You're spot on when saying that LLMs are not human beings and don't have intentions. The truth is, I don't actually care. The tech is advertized as a replacement for human programmers, and I judge on its actions in that context.
Moving back to your point - you're right that it doesn't lie. It's an analogy. However, it gaslights like a pathological liar and does the things it's been specifically told to not do, and does so repeatedly. If a human acted similarly, it'd be gone without delay, even when omitting the quality issues it has which humans also have.
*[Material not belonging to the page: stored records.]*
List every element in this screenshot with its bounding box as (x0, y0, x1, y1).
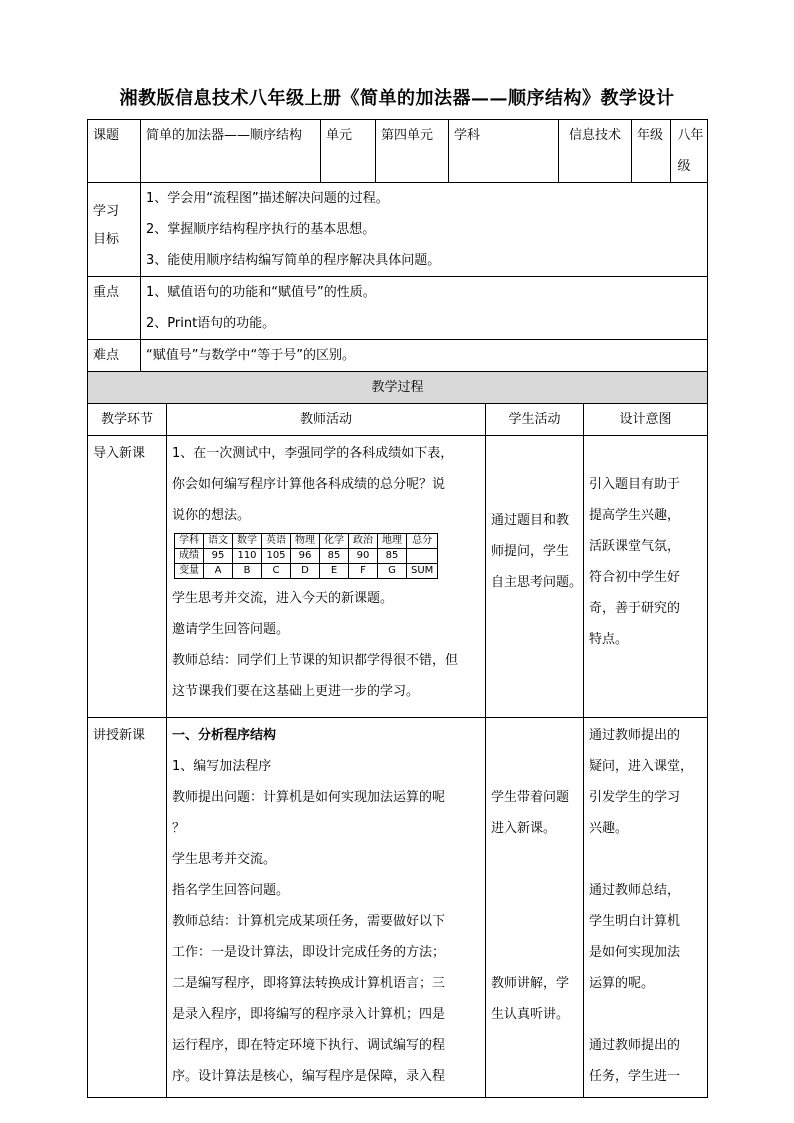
intro-intent-line: 活跃课堂气氛， (589, 538, 681, 554)
unit-value: 第四单元 (376, 120, 449, 183)
lecture-teacher (167, 718, 486, 1098)
score-cell: G (378, 564, 407, 579)
score-cell: 85 (320, 549, 349, 564)
goal-item: 1、学会用“流程图”描述解决问题的过程。 (146, 191, 389, 206)
col-header-intent: 设计意图 (584, 404, 708, 436)
lecture-intent-line: 通过教师提出的 (589, 728, 681, 743)
lecture-intent-line: 运算的呢。 (589, 976, 655, 991)
lecture-student-line: 进入新课。 (491, 821, 557, 836)
grade-value: 八年级 (677, 128, 704, 174)
lecture-intent-line: 学生明白计算机 (589, 914, 681, 929)
intro-teacher-line: 你会如何编写程序计算他各科成绩的总分呢？说 (172, 477, 446, 492)
lecture-teacher-line: 序。设计算法是核心，编写程序是保障，录入程 (172, 1069, 446, 1084)
key-points-content (141, 277, 708, 340)
intro-intent-line: 引入题目有助于 (589, 476, 681, 492)
lecture-teacher-line: 是录入程序，即将编写的程序录入计算机；四是 (172, 1007, 446, 1022)
lecture-teacher-line: ？ (172, 821, 186, 836)
lecture-teacher-line: 教师总结：计算机完成某项任务，需要做好以下 (172, 914, 446, 929)
lecture-teacher-line: 教师提出问题：计算机是如何实现加法运算的呢 (172, 790, 446, 805)
lecture-student-line: 学生带着问题 (491, 790, 570, 805)
col-header-student: 学生活动 (486, 404, 584, 436)
intro-teacher-line: 这节课我们要在这基础上更进一步的学习。 (172, 684, 420, 699)
lecture-teacher-line: 运行程序，即在特定环境下执行、调试编写的程 (172, 1038, 446, 1053)
score-cell: 90 (349, 549, 378, 564)
goals-row (88, 183, 708, 277)
score-cell: 105 (262, 549, 291, 564)
key-points-label: 重点 (88, 277, 141, 340)
difficulty-row (88, 340, 708, 372)
intro-intent-line: 奇，善于研究的 (589, 600, 681, 616)
difficulty-content: “赋值号”与数学中“等于号”的区别。 (141, 340, 708, 372)
intro-teacher-line: 邀请学生回答问题。 (172, 622, 290, 637)
intro-student-line: 通过题目和教 (491, 513, 570, 528)
score-cell: SUM (407, 564, 438, 579)
key-point-item: 2、Print语句的功能。 (146, 316, 276, 331)
intro-stage: 导入新课 (88, 436, 167, 718)
grade-value-cell (632, 120, 708, 183)
difficulty-label: 难点 (88, 340, 141, 372)
intro-student-line: 自主思考问题。 (491, 575, 583, 590)
score-cell: 变量 (175, 564, 204, 579)
score-cell: 数学 (233, 534, 262, 549)
lecture-stage: 讲授新课 (88, 718, 167, 1098)
intro-student (486, 436, 584, 718)
lecture-student (486, 718, 584, 1098)
lecture-intent (584, 718, 708, 1098)
lecture-teacher-line: 二是编写程序，即将算法转换成计算机语言；三 (172, 976, 446, 991)
process-header-row (88, 372, 708, 404)
col-header-stage: 教学环节 (88, 404, 167, 436)
score-cell: 语文 (204, 534, 233, 549)
intro-row (88, 436, 708, 718)
intro-intent-line: 特点。 (589, 631, 629, 647)
score-cell (407, 549, 438, 564)
score-cell: B (233, 564, 262, 579)
intro-teacher-line: 教师总结：同学们上节课的知识都学得很不错，但 (172, 653, 459, 668)
lesson-plan-table (87, 119, 708, 1098)
goal-item: 2、掌握顺序结构程序执行的基本思想。 (146, 222, 376, 237)
score-cell: A (204, 564, 233, 579)
key-point-item: 1、赋值语句的功能和“赋值号”的性质。 (146, 285, 376, 300)
lecture-intent-line: 兴趣。 (589, 821, 629, 836)
page-title: 湘教版信息技术八年级上册《简单的加法器——顺序结构》教学设计 (119, 88, 675, 109)
lecture-section-title: 一、分析程序结构 (172, 728, 277, 743)
intro-teacher (167, 436, 486, 718)
score-cell: 化学 (320, 534, 349, 549)
lecture-student-line: 教师讲解，学 (491, 976, 570, 991)
lecture-intent-line: 通过教师提出的 (589, 1038, 681, 1053)
lecture-intent-line: 是如何实现加法 (589, 945, 681, 960)
intro-intent (584, 436, 708, 718)
subject-label: 学科 (449, 120, 559, 183)
score-cell: 110 (233, 549, 262, 564)
subject-value: 信息技术 (559, 120, 632, 183)
score-cell: C (262, 564, 291, 579)
intro-teacher-line: 1、在一次测试中，李强同学的各科成绩如下表， (172, 446, 454, 461)
score-table (174, 533, 438, 579)
intro-student-line: 师提问，学生 (491, 544, 570, 559)
score-cell: 英语 (262, 534, 291, 549)
course-label: 课题 (88, 120, 141, 183)
column-header-row (88, 404, 708, 436)
score-cell: 总分 (407, 534, 438, 549)
intro-intent-line: 提高学生兴趣， (589, 507, 681, 523)
score-cell: F (349, 564, 378, 579)
col-header-teacher: 教师活动 (167, 404, 486, 436)
lecture-intent-line: 疑问，进入课堂， (589, 759, 694, 774)
lecture-teacher-line: 工作：一是设计算法，即设计完成任务的方法； (172, 945, 446, 960)
score-cell: 96 (291, 549, 320, 564)
score-cell: 地理 (378, 534, 407, 549)
process-header: 教学过程 (88, 372, 708, 404)
score-cell: 95 (204, 549, 233, 564)
score-cell: D (291, 564, 320, 579)
lecture-teacher-line: 1、编写加法程序 (172, 759, 272, 774)
key-points-row (88, 277, 708, 340)
lecture-teacher-line: 学生思考并交流。 (172, 852, 277, 867)
goal-item: 3、能使用顺序结构编写简单的程序解决具体问题。 (146, 253, 441, 268)
goals-label-line: 学习 (93, 204, 120, 219)
grade-label: 年级 (632, 120, 671, 182)
intro-teacher-line: 学生思考并交流，进入今天的新课题。 (172, 591, 394, 606)
lecture-row (88, 718, 708, 1098)
lecture-intent-line: 任务，学生进一 (589, 1069, 681, 1084)
score-cell: 成绩 (175, 549, 204, 564)
info-row (88, 120, 708, 183)
course-value: 简单的加法器——顺序结构 (141, 120, 321, 183)
score-table-scores-row (175, 549, 438, 564)
lecture-intent-line: 引发学生的学习 (589, 790, 681, 805)
score-cell: 物理 (291, 534, 320, 549)
score-cell: 学科 (175, 534, 204, 549)
score-cell: 85 (378, 549, 407, 564)
goals-label-line: 目标 (93, 232, 120, 247)
lecture-student-line: 生认真听讲。 (491, 1007, 570, 1022)
unit-label: 单元 (321, 120, 376, 183)
goals-label (88, 183, 141, 277)
intro-teacher-line: 说你的想法。 (172, 508, 251, 523)
score-cell: 政治 (349, 534, 378, 549)
lecture-teacher-line: 指名学生回答问题。 (172, 883, 290, 898)
goals-content (141, 183, 708, 277)
lecture-intent-line: 通过教师总结， (589, 883, 681, 898)
score-table-header-row (175, 534, 438, 549)
intro-intent-line: 符合初中学生好 (589, 569, 681, 585)
score-table-vars-row (175, 564, 438, 579)
score-cell: E (320, 564, 349, 579)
Agree. Using AI as a tool is very productive. On the other hand, letting AI drive everything is insanely time consuming and tiring work due to back & forth prompts.
The most important thing developers forget is planning. I am senior and used to delegate dev to Junior Devs. If you have not enough experience in software architecture you are missing the most important thig: You cannot start developing. You must start planning, first of all require your agent to plan the steps for the target mission. Than examine the plan produced, ask to divide int single in testable units. Most AI Vibe programmers start with develop directions. That is wrong. The longest part of the job is to prepare the Agent to perform correctly
I’ve found AI powered autocomplete suggestions is actually quite nice. The time save when it gets it right is sometimes significant, but the time lost when it gets it wrong is usually negligible.
good grief, AI powered autocomplete is so bad it slows down my development by an order of magnitude.
It's really set up for failure. It can only fall short of a deterministic, type-aware, contextual autocompletion, something IDEs have been supporting for like a decade.
Yeah, as soon as it was added I immediately saw a massive decrease in effectiveness. It starts by showing exactly what I want, then I hit tab and it autocompletes some bullshit that I do not want. I then have to undo and retype everything rather than using tab. It’s a insane failure of dev tooling.